Background Epstein–Barr virus (EBV) is associated with lymphoid malignancies; however, its contribution to acute lymphoblastic leukemia (ALL) is unclear. Therefore, we investigated the associations between EBV-related transcriptional activity and immune remodeling in ALL across publicly available cohorts. Methods This study integrated transcriptomics, weighted gene co-expression network analysis, protein–protein interaction network analyses, and single-cell RNA sequencing (scRNA-seq). Results We identified 401 EBV-related differentially expressed genes and constructed a prognostic model comprising the following nine critical immune-related genes: interleukin (IL)-18, Toll-like receptor 1, perforin 1 [ PRF1 ], IL-6 receptor, C-C motif chemokine ligand 2 [ CCL2 ], TTK protein kinase [ TTK ], CD19 molecule [ CD19 ], cathepsin S, and C-C motif chemokine ligand 4 [ CCL4 ]. Our model robustly stratified patients into high- and low-risk groups. The high-risk group exhibited significantly poorer survival than did the low-risk group ( P  = 0.015).
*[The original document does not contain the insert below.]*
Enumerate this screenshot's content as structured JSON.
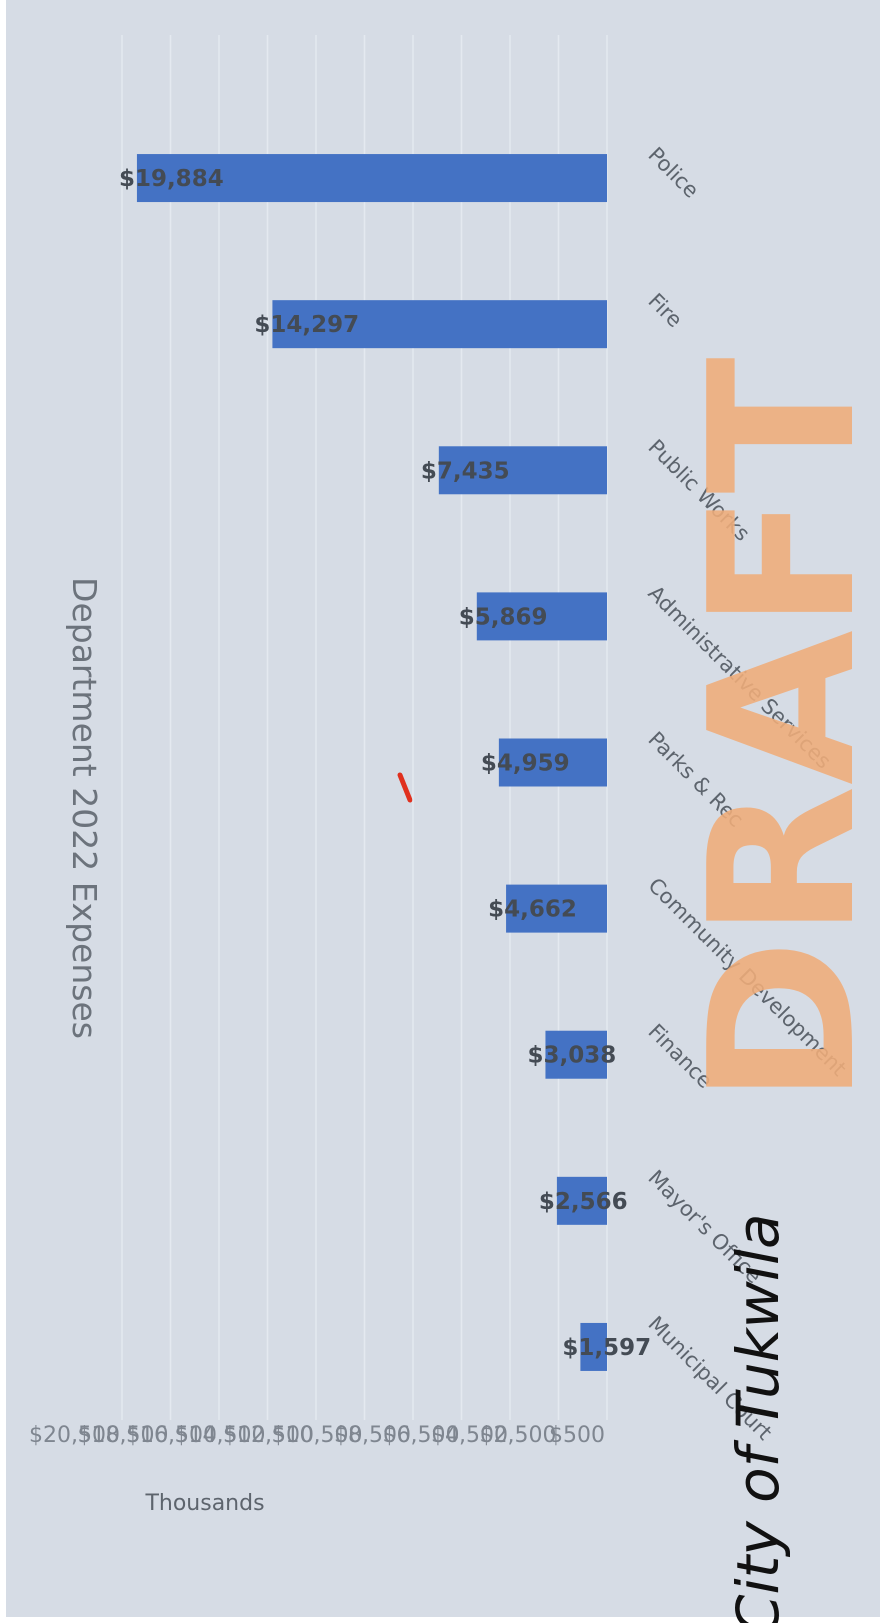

External validation confirmed the predictive accuracy of the model (area under the curve values: 0.82, 0.68, and 0.68 for 1-, 3-, and 5-year survival, respectively). scRNA-seq further revealed distinct expression patterns of the nine prognostic genes across immune cell subsets: TTK was enriched in B and T cells; PRF1 was predominantly expressed in T and natural killer cells; and CCL2, CCL4 , and CD19 were highly expressed in monocytes and B cells. Conclusions Associations between these genes, immune composition/proliferation signals, and survival in ALL were highlighted. These findings are hypothesis-generating and may reflect EBV-related transcriptional activity as well as lineage and immune-infiltration states; causal roles require validation in clinically EBV-characterized cohorts.